Death Panels

There’s been a lot of blathering about this, so I want to throw my two cents in:

Short version:

It is not possible to have a government run / controlled / funded /managed health care system without having death panels. That is one of the many reasons why government health care is a bad idea.

Longer version:

Any and every health care system must have ways of deciding who will get what care. In a totally private system, it’s decided by money: if you’re willing and able to pay, you get the service, if you aren’t / can’t, you don’t. In our current system, if you have health insurance, your insurance company makes decisions about what it’s willing to cover, and may you have to fight with it / jump through its hoops in order to get the treatment you want. Or you can sue it, or you can just pay for it yourself, or you can not get the treatment, and continue to suffer through the problem (or just die).

As someone (who I can’t remember) pointed out: in this system , the government serves as “umpire”, deciding who should win each argument. The other “umpire” is “the market”: if a company’s insurance provider is routinely stiffing its employees, the company is likely to drop that provider, and switch to a different one.

In a government health care system, the government will have to decide what treatments are covered, and what aren’t. Which conditions justify the expensive red pill, which ones only get the cheaper (but less effective) blue pill, and which ones get you a trip to the hospice, or an aspirin and a call back in two weeks (if you’re still alive then). And since our political representatives are chickenshits who do their best to avoid having to make decisions, there will be a “panel” to decide what gets covered, and what doesn’t. In Britain, that panel is called NICE (National Institute for Health and Clinical Excellence: “NICE is an independent organisation responsible for providing national guidance on promoting good health and preventing and treating ill health”) President Obama is pushing for IMAC, (“Yesterday, a group of some of the most distinguished health economists in the country sent a letter to the President and Congress in support of the Administration’s proposal for the establishment of an independent board of doctors and health experts to guide Medicare policy. This Independent Medicare Advisory Council (IMAC) would make recommendations on Medicare reimbursement policy and other reforms – playing a critical role in allowing health care policy to adjust flexibly to a dynamic health care market, thereby helping contain costs and improve quality over time. As the authors note, ‘a properly structured Independent Medicare Advisory Council (IMAC), with a congressional mandate and authority to do so, can reduce the rate of growth of health expenditures substantially.‘”) He already had the Federal Coordinating Council for Comparative Effectiveness Research added to Porkulus. Both of those, by any reasonale definition of the term, are “death panels”. Panels that will decide whether you are worth treating, or if you should be left to die.
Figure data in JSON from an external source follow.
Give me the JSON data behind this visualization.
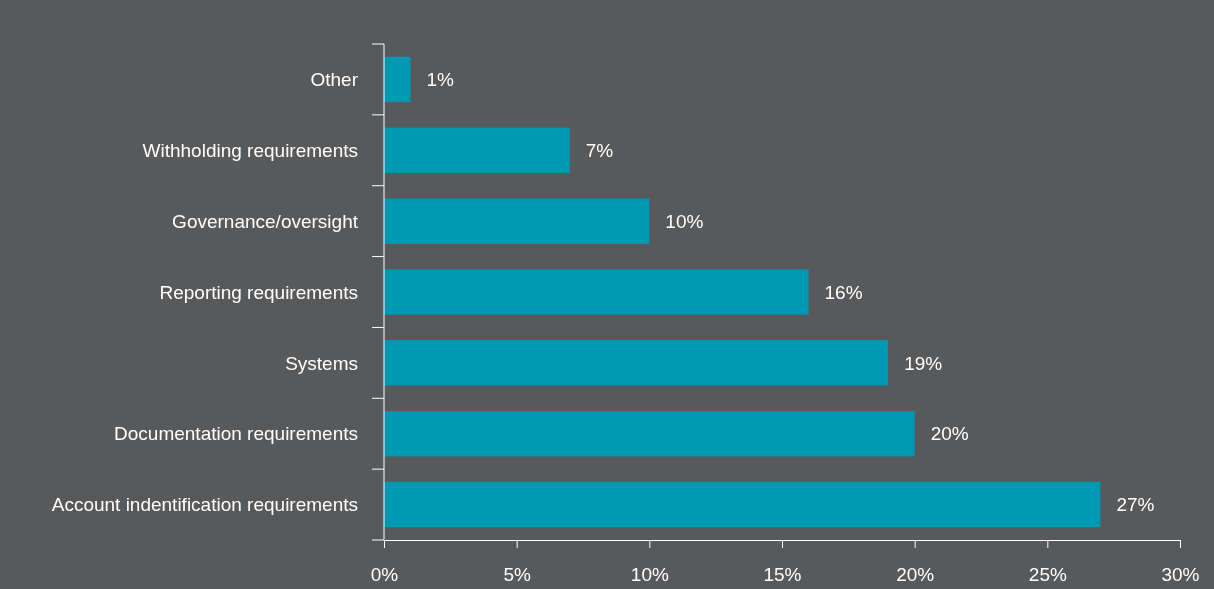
{
  "chart_data": {
    "type": "bar",
    "orientation": "horizontal",
    "categories": [
      "Other",
      "Withholding requirements",
      "Governance/oversight",
      "Reporting requirements",
      "Systems",
      "Documentation requirements",
      "Account indentification requirements"
    ],
    "values": [
      1,
      7,
      10,
      16,
      19,
      20,
      27
    ],
    "value_labels": [
      "1%",
      "7%",
      "10%",
      "16%",
      "19%",
      "20%",
      "27%"
    ],
    "color": "#0099b4",
    "xlim": [
      0,
      30
    ],
    "xticks": [
      {
        "value": 0,
        "label": "0%"
      },
      {
        "value": 5,
        "label": "5%"
      },
      {
        "value": 10,
        "label": "10%"
      },
      {
        "value": 15,
        "label": "15%"
      },
      {
        "value": 20,
        "label": "20%"
      },
      {
        "value": 25,
        "label": "25%"
      },
      {
        "value": 30,
        "label": "30%"
      }
    ],
    "tick_labels": "xy"
  }
}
Will they decide it for you, personally? No. Will they “send death squads out to round up Trig Palin“? No. Might they decide it’s not worth the effort to fund “extreme” health care for people with Down’s Syndrome? Yes. Might they decide that your grandma doesn’t need that hip replacement, or pacemaker? Oh Hell yes!

Now, if you’re really rich, you can fly someplace else and get treatment, or, if your government allows it, you can pay for it yourself in your country (if, of course, your country has the ability to provide what you want. After all, the main way of government rationing will be to simply not provide the capability, or not provide enough of it, in the first place). But for the rest of us, those government panels will be deciding whether or not we get treated. Not the market, not an insurance company that can be dumped if we don’t like it’s choices, the government.

You know, the same government that has to pay for the care if it decides it’s “appropriate”.

Would you like to play baseball when all the umpires have been hired, and paid, by the other team? If not, then you don’t want those government death panels deciding when it’s not longer “cost effective” to keep you alive.